Dishwashing liquid commercials vary in their subject matter. Either they take an eco-friendly approach, tug at your heartstrings by demonstrating how they save animals affected by an oil spill, or they show the product’s grease-cutting power. The Palmolive brand has come a long way from its origins as a beauty product.
The above ad from the 1950’s pushes Palmolive as a beauty product promising better skin for all ages and skin types. In current times, where skincare is usually sold as a complicated system featuring many products for day and night, the original Palmolive bar advocated simple “soap facials” that would “bring new complexion beauty to 2 out of 3 women.” Today, most beauty magazines caution women to avoid soap all together, warning of their harshness on the skin and problems that could arise with residue the soap bar leaves behind. But in the 1950’s, where efficiency was key, the little green Palmolive bar was pitched to members of the entire household. There were smaller-sized bars geared toward the women using it for their skincare, and larger sizes of the bar for use in the family bath.
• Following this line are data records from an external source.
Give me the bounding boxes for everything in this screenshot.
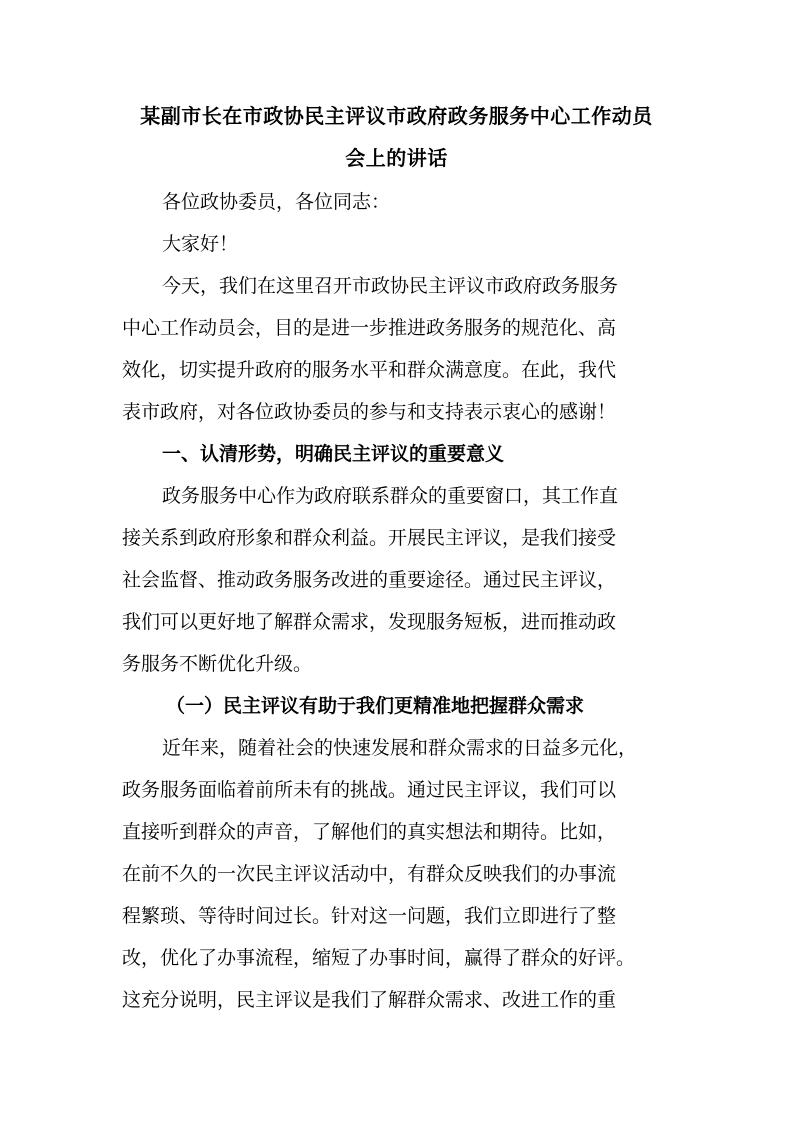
subsection-1-paragraph-line: 直接听到群众的声音，了解他们的真实想法和期待。比如，: [122, 821, 617, 843]
intro-paragraph-line: 效化，切实提升政府的服务水平和群众满意度。在此，我代: [122, 359, 617, 381]
subsection-1-heading: （一）民主评议有助于我们更精准地把握群众需求: [166, 695, 585, 717]
subsection-1-paragraph-line: 近年来，随着社会的快速发展和群众需求的日益多元化，: [162, 737, 638, 759]
section-1-paragraph-line: 社会监督、推动政务服务改进的重要途径。通过民主评议，: [122, 569, 617, 591]
subsection-1-paragraph-line: 这充分说明，民主评议是我们了解群众需求、改进工作的重: [122, 989, 617, 1011]
section-1-heading: 一、认清形势，明确民主评议的重要意义: [162, 443, 505, 465]
section-1-paragraph-line: 接关系到政府形象和群众利益。开展民主评议，是我们接受: [122, 527, 617, 549]
subsection-1-paragraph-line: 改，优化了办事流程，缩短了办事时间，赢得了群众的好评。: [122, 947, 636, 969]
section-1-paragraph-line: 我们可以更好地了解群众需求，发现服务短板，进而推动政: [122, 611, 617, 633]
title-line-1: 某副市长在市政协民主评议市政府政务服务中心工作动员: [140, 104, 653, 128]
intro-paragraph-line: 表市政府，对各位政协委员的参与和支持表示衷心的感谢！: [122, 401, 617, 423]
section-1-paragraph-line: 务服务不断优化升级。: [122, 653, 313, 675]
subsection-1-paragraph-line: 政务服务面临着前所未有的挑战。通过民主评议，我们可以: [122, 779, 617, 801]
subsection-1-paragraph-line: 在前不久的一次民主评议活动中，有群众反映我们的办事流: [122, 863, 617, 885]
title-line-2: 会上的讲话: [345, 146, 448, 170]
subsection-1-paragraph-line: 程繁琐、等待时间过长。针对这一问题，我们立即进行了整: [122, 905, 617, 927]
greeting: 大家好！: [162, 233, 239, 255]
intro-paragraph-line: 今天，我们在这里召开市政协民主评议市政府政务服务: [162, 275, 619, 297]
salutation: 各位政协委员，各位同志：: [162, 191, 391, 213]
intro-paragraph-line: 中心工作动员会，目的是进一步推进政务服务的规范化、高: [122, 317, 617, 339]
section-1-paragraph-line: 政务服务中心作为政府联系群众的重要窗口，其工作直: [162, 485, 619, 507]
But as the nation welcomed the 1960’s, multi-step skincare systems would replace simple routines like Palmolive’s. The arrival of the Mod fashion scene in London and the Woodstock era in the States would bring new and completely different ideals of beauty to the world of fashion and the simplicity of the 1950’s lifestyle would disappear in the coming decades. Many would blame social evolution and technology for that change, but these factors also created a revolution in the fashion that would birth styles and looks readers like you would eventually call retro. But before the hippies of Woodstock, Twiggy’s painted eyelashes or the space-age craze, beauty was marketed as something easy to find in an object as simple as a bar of soap.